Fighters from the Islamic State have killed at least 23 Iraqi soldiers and members of allied Shia fighters in a flashpoint area in the south of Baghdad, Iraqi sources said.
Islamic State fighters, firing salvos of mortar rounds, began attacking the town of Jurf al-Sakhr late on Friday, killing 11 soldiers and 12 members of the Shia Asaib Ahl al-Haq fighters, an officer and army medic told the AFP news agency on Saturday.
Another seven soldiers were wounded during a subsequent government operation against fighters in Jurf al-Sakhr, Al-Hamya and Latifiya, the sources said.
Meanwhile, Kurdish troops, called Peshmergas, fought off an attack by Islamic State fighters on an oil facility and a dam near the Iraqi city of Mosul, Kurdish sources told AFP.

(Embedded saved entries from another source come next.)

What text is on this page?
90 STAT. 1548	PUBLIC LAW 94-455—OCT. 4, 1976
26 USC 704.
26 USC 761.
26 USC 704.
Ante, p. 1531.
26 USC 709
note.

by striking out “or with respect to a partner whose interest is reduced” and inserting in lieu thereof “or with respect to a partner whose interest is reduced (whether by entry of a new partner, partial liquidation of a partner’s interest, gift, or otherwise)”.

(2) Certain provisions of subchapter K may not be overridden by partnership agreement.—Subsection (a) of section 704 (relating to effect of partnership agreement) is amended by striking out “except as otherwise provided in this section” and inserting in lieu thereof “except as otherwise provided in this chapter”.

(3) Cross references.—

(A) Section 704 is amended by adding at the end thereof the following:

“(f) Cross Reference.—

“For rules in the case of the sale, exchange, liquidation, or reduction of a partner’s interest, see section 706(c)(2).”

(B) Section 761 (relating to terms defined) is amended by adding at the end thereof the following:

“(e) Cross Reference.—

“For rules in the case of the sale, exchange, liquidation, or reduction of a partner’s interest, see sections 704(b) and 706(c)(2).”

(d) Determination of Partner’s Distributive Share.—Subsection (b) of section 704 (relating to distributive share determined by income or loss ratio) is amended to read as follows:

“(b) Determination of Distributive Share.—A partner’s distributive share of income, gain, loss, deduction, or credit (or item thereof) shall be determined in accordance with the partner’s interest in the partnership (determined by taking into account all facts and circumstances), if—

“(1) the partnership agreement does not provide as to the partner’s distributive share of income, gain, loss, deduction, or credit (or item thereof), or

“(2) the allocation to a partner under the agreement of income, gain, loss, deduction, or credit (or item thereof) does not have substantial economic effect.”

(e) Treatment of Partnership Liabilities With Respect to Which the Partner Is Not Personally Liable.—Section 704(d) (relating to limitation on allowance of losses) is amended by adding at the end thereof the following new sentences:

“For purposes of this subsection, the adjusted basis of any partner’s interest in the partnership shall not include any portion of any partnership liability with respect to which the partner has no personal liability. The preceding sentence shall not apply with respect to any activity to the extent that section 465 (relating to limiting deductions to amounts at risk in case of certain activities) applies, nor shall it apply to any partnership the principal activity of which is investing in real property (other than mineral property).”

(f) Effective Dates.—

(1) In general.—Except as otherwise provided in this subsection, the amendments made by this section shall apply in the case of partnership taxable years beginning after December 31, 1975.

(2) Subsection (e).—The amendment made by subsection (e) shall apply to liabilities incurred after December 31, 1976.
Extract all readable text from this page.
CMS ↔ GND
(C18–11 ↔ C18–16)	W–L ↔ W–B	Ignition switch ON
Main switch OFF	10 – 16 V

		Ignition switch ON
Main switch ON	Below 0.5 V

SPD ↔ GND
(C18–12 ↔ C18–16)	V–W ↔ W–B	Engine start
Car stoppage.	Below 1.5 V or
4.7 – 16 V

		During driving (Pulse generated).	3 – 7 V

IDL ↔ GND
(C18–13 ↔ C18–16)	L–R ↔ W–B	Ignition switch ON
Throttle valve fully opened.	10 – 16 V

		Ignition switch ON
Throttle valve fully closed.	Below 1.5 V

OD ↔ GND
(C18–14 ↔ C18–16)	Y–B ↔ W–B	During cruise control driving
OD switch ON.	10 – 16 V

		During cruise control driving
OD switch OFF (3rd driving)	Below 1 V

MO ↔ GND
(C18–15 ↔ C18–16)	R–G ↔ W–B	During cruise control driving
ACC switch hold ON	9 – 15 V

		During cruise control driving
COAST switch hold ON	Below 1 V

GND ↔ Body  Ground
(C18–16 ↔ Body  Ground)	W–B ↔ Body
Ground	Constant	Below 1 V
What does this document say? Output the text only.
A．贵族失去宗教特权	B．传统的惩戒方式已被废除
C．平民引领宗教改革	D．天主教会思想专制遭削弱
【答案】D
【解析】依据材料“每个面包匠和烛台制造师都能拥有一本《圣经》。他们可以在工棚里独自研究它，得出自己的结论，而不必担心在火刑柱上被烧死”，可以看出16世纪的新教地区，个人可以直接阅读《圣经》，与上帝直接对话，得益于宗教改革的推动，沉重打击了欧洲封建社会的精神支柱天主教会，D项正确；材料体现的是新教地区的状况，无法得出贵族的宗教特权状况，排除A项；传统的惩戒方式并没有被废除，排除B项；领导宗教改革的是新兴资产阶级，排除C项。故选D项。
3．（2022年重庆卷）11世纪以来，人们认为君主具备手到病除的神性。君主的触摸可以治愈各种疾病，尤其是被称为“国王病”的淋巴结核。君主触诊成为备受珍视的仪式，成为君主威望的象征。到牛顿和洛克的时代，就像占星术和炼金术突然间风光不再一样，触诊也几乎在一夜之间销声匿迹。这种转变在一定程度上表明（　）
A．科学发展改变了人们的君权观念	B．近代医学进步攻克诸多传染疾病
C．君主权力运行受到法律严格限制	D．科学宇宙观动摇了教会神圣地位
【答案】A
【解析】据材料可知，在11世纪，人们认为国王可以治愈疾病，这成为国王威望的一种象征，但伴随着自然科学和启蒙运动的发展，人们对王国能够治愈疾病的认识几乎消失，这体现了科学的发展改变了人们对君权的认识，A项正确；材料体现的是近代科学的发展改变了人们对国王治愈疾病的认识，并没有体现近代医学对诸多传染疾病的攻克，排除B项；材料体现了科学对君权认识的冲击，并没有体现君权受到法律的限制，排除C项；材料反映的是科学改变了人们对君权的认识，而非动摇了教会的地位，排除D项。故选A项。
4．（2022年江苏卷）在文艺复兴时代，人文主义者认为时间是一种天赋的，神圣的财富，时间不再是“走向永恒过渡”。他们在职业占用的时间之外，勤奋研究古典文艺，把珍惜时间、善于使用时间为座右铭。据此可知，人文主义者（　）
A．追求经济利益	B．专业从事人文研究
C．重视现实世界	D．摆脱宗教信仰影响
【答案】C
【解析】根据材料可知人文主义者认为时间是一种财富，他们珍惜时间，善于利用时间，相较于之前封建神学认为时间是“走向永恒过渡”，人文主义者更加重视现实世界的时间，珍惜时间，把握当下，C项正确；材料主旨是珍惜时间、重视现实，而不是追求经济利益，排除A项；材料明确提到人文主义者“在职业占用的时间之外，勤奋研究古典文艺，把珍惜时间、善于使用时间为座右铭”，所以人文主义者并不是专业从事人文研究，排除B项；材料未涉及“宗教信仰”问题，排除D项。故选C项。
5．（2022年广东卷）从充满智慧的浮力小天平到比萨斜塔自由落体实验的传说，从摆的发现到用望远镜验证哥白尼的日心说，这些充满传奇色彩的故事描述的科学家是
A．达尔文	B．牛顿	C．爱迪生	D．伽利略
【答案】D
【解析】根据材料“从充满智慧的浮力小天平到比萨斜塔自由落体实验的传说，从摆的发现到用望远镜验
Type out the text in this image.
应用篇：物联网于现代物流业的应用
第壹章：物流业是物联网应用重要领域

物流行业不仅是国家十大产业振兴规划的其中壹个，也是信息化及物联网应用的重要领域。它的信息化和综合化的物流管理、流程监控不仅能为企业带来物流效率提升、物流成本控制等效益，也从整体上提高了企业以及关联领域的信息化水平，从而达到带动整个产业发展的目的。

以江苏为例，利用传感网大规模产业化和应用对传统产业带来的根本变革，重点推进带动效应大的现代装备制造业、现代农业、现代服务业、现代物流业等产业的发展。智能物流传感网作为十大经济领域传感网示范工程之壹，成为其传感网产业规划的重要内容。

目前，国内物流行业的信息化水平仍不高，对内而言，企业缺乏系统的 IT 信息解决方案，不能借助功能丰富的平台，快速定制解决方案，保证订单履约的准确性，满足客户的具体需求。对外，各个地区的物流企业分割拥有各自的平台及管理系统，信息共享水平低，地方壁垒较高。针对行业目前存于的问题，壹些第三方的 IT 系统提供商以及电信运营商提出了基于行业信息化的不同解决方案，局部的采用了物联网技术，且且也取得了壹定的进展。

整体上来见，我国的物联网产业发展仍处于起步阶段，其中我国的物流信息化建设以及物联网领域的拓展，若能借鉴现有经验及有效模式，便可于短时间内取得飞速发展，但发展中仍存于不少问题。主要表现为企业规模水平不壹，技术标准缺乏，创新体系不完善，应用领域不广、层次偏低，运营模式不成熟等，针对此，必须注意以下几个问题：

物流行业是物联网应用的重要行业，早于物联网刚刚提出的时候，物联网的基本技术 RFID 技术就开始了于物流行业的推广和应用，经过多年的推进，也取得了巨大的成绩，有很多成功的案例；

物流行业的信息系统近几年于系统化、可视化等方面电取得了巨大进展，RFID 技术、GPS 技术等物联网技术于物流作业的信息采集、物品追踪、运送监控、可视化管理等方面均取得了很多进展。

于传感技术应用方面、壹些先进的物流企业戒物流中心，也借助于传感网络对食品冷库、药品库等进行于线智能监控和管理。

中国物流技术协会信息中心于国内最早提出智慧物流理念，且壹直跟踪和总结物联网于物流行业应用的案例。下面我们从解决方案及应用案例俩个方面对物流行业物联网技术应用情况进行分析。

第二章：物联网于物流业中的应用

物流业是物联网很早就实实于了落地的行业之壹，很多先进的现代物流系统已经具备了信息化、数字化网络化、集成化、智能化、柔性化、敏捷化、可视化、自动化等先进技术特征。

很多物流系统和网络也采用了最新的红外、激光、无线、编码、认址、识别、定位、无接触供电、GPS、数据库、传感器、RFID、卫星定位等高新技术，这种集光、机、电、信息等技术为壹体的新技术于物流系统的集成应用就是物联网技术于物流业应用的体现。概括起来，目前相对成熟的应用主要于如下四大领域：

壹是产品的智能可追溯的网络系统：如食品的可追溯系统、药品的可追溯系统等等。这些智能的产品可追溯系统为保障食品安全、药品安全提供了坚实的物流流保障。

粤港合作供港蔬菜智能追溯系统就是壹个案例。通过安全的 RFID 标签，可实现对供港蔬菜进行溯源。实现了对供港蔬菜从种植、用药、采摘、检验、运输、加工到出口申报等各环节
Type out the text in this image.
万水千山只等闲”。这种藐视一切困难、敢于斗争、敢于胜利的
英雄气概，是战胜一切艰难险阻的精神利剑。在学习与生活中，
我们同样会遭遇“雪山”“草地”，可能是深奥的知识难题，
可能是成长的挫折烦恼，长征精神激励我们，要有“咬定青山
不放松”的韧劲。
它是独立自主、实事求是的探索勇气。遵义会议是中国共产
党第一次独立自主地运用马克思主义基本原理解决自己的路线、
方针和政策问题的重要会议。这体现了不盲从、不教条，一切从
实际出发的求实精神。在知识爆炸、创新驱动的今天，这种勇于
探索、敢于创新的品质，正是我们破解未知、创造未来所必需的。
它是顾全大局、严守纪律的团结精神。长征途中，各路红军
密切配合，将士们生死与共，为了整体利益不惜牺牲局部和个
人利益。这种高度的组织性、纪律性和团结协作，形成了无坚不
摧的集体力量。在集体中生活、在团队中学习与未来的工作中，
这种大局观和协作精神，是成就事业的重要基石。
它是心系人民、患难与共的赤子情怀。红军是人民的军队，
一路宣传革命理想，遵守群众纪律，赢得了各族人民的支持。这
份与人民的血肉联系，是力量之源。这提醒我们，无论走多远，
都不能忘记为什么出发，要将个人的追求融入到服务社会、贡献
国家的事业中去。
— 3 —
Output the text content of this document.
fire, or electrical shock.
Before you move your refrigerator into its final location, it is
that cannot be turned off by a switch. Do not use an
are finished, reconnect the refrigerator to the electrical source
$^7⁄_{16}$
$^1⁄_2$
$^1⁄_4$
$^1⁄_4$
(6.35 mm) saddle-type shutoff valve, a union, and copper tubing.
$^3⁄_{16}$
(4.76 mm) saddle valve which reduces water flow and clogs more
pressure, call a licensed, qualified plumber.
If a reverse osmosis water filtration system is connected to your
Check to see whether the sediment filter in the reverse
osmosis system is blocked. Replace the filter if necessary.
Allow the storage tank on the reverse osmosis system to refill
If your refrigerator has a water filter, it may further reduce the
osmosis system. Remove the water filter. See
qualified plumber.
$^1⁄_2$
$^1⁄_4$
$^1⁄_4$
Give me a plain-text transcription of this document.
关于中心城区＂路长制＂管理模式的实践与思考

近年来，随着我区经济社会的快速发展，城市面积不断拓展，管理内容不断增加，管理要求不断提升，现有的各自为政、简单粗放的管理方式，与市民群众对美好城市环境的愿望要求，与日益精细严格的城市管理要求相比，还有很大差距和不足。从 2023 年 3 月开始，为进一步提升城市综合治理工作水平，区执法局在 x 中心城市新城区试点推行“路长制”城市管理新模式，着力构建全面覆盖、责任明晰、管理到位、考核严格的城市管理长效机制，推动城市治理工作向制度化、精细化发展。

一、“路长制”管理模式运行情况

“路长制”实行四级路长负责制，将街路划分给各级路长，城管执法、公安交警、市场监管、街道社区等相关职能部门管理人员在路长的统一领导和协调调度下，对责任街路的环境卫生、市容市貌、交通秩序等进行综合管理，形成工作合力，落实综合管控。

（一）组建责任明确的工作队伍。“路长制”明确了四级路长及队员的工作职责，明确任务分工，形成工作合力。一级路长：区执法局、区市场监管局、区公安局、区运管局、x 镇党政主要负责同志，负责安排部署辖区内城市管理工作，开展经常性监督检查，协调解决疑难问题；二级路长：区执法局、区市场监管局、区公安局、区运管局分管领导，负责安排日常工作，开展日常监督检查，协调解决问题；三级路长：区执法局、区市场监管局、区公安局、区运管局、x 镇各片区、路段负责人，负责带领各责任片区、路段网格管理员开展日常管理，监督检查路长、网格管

The armed group, which controls the northern city, “attacked a Peshmerga post in Zumar [on Friday] and a fierce battle erupted,” a Kurdish official told AFP.
He said 14 Peshmerga fighters were killed, a toll confirmed by a senior officer in the Kurdish force, adding that Kurdish forces killed “around 100” fighters and captured 38 in a battle that lasted several hours.
Two others were killed Saturday in fighting that erupted in the nearby Kasak area close to a border crossing with Syria, a senior Peshmerga source told AFP.
Islamic State fighters, who had already been running large areas in neighbouring Syria, launched a blistering offensive on June 9 that saw them capture Mosul, Iraq’s second city, and move into much of the country’s Sunni heartland.
The armed group fights both against the government forces and Peshmarge forces of the Kurdish government that controls the country’s north.